Unfortunately for me, the economy is in the fucking toilet, thanks Bush, I blame you for this mess we're in, you fucking moron. So, in all reality, I may have to do some settling. In all likelihood, I will. And that sucks. Because what I want in life is to spend time with my kid; do work that stimulates me; and feel like I've given something good to the world. Instead, if I'm not careful I could easily end up pushing some sort of drivel through some sort of chain of command, as some sort of white collar workhorse.

I jerked around during my 20s instead of launching a firm career plan. Because of that, now, at almost 40, I have only a few years experience in a dying industry where all my competition for jobs are younger than me, and don't have children.

As a kid all I was ever told about working was, "You gotta have a job.
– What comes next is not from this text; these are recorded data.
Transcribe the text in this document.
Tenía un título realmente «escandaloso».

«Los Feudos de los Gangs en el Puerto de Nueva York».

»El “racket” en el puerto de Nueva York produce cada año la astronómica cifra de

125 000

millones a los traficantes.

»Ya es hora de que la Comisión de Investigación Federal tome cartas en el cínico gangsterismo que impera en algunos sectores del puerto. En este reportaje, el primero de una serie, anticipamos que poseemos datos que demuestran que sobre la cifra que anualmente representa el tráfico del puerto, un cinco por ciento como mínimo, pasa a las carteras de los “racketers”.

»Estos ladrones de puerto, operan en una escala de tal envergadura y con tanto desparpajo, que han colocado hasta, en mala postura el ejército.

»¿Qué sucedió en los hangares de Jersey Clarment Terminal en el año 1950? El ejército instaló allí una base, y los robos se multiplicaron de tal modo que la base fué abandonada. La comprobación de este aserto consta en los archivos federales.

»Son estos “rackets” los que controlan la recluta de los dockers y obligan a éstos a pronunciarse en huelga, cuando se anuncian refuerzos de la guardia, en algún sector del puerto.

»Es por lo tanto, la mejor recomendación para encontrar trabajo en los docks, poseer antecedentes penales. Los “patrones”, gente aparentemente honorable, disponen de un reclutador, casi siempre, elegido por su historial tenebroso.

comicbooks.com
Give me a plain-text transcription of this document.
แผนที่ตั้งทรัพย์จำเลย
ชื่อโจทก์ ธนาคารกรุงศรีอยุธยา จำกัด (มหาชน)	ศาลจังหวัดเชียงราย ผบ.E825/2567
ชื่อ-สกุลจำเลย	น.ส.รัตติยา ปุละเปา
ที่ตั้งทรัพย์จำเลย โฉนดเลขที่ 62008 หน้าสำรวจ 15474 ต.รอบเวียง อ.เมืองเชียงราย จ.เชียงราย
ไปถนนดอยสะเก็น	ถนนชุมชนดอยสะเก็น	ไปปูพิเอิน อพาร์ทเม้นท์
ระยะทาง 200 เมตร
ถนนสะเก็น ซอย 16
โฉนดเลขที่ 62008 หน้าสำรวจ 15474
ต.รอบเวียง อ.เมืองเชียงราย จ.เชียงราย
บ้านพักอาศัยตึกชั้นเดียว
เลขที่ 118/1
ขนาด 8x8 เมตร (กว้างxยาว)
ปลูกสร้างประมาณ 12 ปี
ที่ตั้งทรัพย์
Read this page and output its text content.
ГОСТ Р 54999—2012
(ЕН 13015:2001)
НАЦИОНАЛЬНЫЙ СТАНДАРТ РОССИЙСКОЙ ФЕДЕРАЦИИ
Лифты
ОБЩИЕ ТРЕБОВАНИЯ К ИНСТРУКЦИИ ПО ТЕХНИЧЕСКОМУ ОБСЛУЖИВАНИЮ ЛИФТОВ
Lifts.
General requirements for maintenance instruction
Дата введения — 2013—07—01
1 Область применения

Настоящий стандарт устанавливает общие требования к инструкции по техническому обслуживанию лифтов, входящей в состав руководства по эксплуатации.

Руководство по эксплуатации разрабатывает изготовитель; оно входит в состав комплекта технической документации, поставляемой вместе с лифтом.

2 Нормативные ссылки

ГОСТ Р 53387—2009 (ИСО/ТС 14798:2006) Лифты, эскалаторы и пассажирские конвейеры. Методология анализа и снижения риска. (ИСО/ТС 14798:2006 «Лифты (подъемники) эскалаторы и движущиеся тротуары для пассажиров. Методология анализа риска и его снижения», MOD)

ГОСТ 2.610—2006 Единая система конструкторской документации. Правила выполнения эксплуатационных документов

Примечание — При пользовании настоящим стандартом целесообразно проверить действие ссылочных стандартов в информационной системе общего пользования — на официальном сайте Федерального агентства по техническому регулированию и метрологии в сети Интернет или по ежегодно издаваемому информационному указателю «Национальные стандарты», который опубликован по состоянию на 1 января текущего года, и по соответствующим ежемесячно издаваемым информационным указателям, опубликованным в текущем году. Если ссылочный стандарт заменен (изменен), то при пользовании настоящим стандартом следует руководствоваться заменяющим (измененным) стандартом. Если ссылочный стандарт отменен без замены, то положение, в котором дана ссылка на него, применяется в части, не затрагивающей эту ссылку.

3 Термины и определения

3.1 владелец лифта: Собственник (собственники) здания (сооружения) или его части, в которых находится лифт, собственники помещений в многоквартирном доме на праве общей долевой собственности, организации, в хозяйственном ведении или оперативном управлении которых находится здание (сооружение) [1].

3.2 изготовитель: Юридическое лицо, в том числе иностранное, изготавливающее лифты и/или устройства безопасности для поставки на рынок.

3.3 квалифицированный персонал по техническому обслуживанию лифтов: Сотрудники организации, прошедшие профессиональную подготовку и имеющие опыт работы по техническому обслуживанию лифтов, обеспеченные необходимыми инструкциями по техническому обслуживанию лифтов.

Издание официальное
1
If you are married and have children, you need to have something to fall back on." Nobody ever told me that work should be interesting, or passionately motivate me.

I didn't figure that out until I was in my 30s and so then I started down a career path in journalism, which was cut short by a dying economy, which was killing an industry that was being ruined by idiots who don't understand technology.

The current society is not forgiving. Competition is stiff for crappy jobs. Jobs that I don't even want, and have little chance to go anywhere even if I got one of them. When I was young, I always thought that if you wanted to work, you could work. I was too young during the recession in the 80s to realize what was going on. Plus, nobody in my family got laid off, so it didn't hit home for me.

As a young married woman in the 90s, the economy was good. My husband was in the military, so we never worried about him losing his job, and I always managed to find work.

So what do I do? I don't know yet. I have more thoughts on all of this, but I am going to stop for now and pick it up later. Or not. Which is pretty much my M.O.

For those of you who are following my series on Attachment Theory, I apologize for not posting this week. I'll pick it back up on Monday.